Помню бесконечное сопротивление, которое никак не выводилось из закона Ома U=RI и о котором никто ничего не мог узнать: Вы хотите меня провести? Куда вы меня ведёте? Очень похоже грело вечернее солнце, почти такие же были высотки, шофёр такси (автобус от вокзала Аренсфельде больше не ходил, а мы не знали толком, куда нам ехать) почти без акцента говорил по-русски. Но это была уже Германия, Берлин, пригородная дыра, всё безвозвратно другое.

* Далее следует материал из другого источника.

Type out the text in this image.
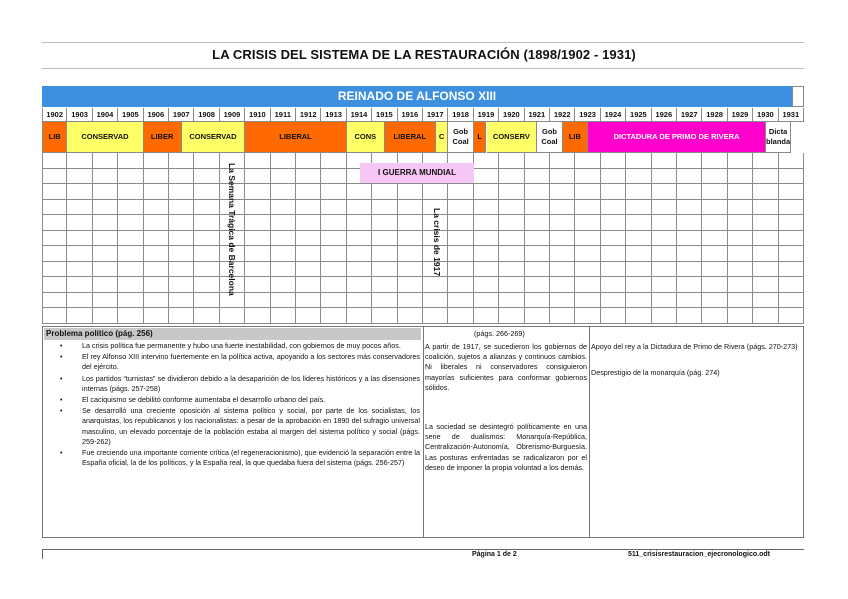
LA CRISIS DEL SISTEMA DE LA RESTAURACIÓN (1898/1902 - 1931)
REINADO DE ALFONSO XIII
1902	1903	1904	1905	1906	1907	1908	1909	1910	1911	1912	1913	1914	1915	1916	1917	1918	1919	1920	1921	1922	1923	1924	1925	1926	1927	1928	1929	1930	1931
LIB	CONSERVAD	LIBER	CONSERVAD	LIBERAL	CONS	LIBERAL	C
Gob Coal
L	CONSERV
Gob Coal
LIB	DICTADURA DE PRIMO DE RIVERA
Dicta blanda
I GUERRA MUNDIAL
La Semana Trágica de Barcelona	La crisis de 1917
Problema político (pág. 256)
•	La crisis política fue permanente y hubo una fuerte inestabilidad, con gobiernos de muy pocos años.
•	El rey Alfonso XIII intervino fuertemente en la política activa, apoyando a los sectores más conservadores del ejército.
•	Los partidos “turnistas” se dividieron debido a la desaparición de los líderes históricos y a las disensiones internas (págs. 257-258)
•	El caciquismo se debilitó conforme aumentaba el desarrollo urbano del país.
•	Se desarrolló una creciente oposición al sistema político y social, por parte de los socialistas, los anarquistas, los republicanos y los nacionalistas: a pesar de la aprobación en 1890 del sufragio universal masculino, un elevado porcentaje de la población estaba al margen del sistema político y social (págs. 259-262)
•	Fue creciendo una importante corriente crítica (el regeneracionismo), que evidenció la separación entre la España oficial, la de los políticos, y la España real, la que quedaba fuera del sistema (págs. 256-257)
(págs. 266-269)
A partir de 1917, se sucedieron los gobiernos de coalición, sujetos a alianzas y continuos cambios. Ni liberales ni conservadores consiguieron mayorías suficientes para conformar gobiernos sólidos.
La sociedad se desintegró políticamente en una serie de dualismos: Monarquía-República, Centralización-Autonomía, Obrerismo-Burguesía. Las posturas enfrentadas se radicalizaron por el deseo de imponer la propia voluntad a los demás.
Apoyo del rey a la Dictadura de Primo de Rivera (págs. 270-273)
Desprestigio de la monarquía (pág. 274)
Página 1 de 2	511_crisisrestauracion_ejecronologico.odt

Дыра – это преувеличение. Казарма. Бундесвер предоставил на своей территории компактную трёхэтажную панельку с двухкомнатными квартирками для беженцев по квоте, как было обозначено на нашем разрешении на пребывание. Каждая квартира состояла из двух маленьких комнат, крохотной кухонной ниши без окна, ванной комнаты без окна, но зато с водой, последнее нас впечатлило. По комнате на семью, то есть мать, Константин и я в одной комнате, и девочка, у которой как раз была ветрянка, с родителями в соседней комнате.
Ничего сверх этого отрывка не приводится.